Die „Special Edition“ des Filmfestivals in Corona-Zeiten klappe gut, gratulierte Vizelandrat Vilsmayer. Der Landkreis fördere das bereits 14. Internationale Fünf-Seen-Filmfestival deshalb mit 25 000 Euro und dem Hauptpreis: „What You Don’t Know About Me“ von Rolando Colla, eine Liebesgeschichte zwischen einem Schwarzafrikaner und einer weißen Europäerin, wurde mit 5000 Euro ausgezeichnet. Als Hauptdarstellerin Linda Olsansky mit dem Schweizer Regisseur Colla die Leinwand-Bühne betrat, schossen ihr Tränen der Rührung in die Augen: „Ich kriege kein Wort raus“, bekannte die Schauspielerin.

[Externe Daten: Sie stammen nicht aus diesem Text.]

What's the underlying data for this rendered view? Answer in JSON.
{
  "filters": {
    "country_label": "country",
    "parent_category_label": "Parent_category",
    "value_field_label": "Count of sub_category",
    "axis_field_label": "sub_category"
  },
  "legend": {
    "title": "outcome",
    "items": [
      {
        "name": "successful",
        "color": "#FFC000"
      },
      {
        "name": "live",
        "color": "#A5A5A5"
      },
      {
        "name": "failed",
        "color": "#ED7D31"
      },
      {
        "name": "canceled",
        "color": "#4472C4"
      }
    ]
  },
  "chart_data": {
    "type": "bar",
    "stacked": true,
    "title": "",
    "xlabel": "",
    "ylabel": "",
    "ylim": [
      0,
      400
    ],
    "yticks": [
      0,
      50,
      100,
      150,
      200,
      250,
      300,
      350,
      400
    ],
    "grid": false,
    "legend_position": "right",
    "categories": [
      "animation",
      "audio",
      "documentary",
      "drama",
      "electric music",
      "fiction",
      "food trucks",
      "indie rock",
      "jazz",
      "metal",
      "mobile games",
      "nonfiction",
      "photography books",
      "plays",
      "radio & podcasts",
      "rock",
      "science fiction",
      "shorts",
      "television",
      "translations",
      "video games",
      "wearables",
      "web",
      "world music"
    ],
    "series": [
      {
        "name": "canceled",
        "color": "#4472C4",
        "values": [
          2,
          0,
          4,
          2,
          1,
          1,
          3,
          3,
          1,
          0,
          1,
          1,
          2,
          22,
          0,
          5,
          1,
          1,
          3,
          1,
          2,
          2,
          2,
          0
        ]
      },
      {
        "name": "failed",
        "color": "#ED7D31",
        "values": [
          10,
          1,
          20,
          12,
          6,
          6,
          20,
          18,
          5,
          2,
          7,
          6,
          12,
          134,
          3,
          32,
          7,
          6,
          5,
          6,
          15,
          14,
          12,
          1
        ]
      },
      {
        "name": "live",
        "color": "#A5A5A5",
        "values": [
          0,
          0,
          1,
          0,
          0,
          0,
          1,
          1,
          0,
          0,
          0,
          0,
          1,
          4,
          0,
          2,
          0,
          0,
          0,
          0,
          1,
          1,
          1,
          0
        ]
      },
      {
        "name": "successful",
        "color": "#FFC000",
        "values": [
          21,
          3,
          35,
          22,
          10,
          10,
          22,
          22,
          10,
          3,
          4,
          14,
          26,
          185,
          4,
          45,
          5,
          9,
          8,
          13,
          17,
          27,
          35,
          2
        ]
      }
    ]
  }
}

Als Höhepunkt verliehen Filmpfarrer Eckart Bruchner, die Interfilm-Akademie und seine Jury dem Initiator des Fünf-Seen-Filmfestivals Matthias Helwig den One-Future-Ehrenpreis „für seinen unermüdlichen Einsatz für das Filmwesen gerade auch in schwierigen Zeiten wie Corona“. Helwig bringe auch „One-Future“-Filme auf die Leinwand und erhalte von der Politik wie von Ministerpräsident Söder zu wenig Unterstützung „für dieses größte und renommierteste Filmfestival Süddeutschlands“, erklärte Bruchner.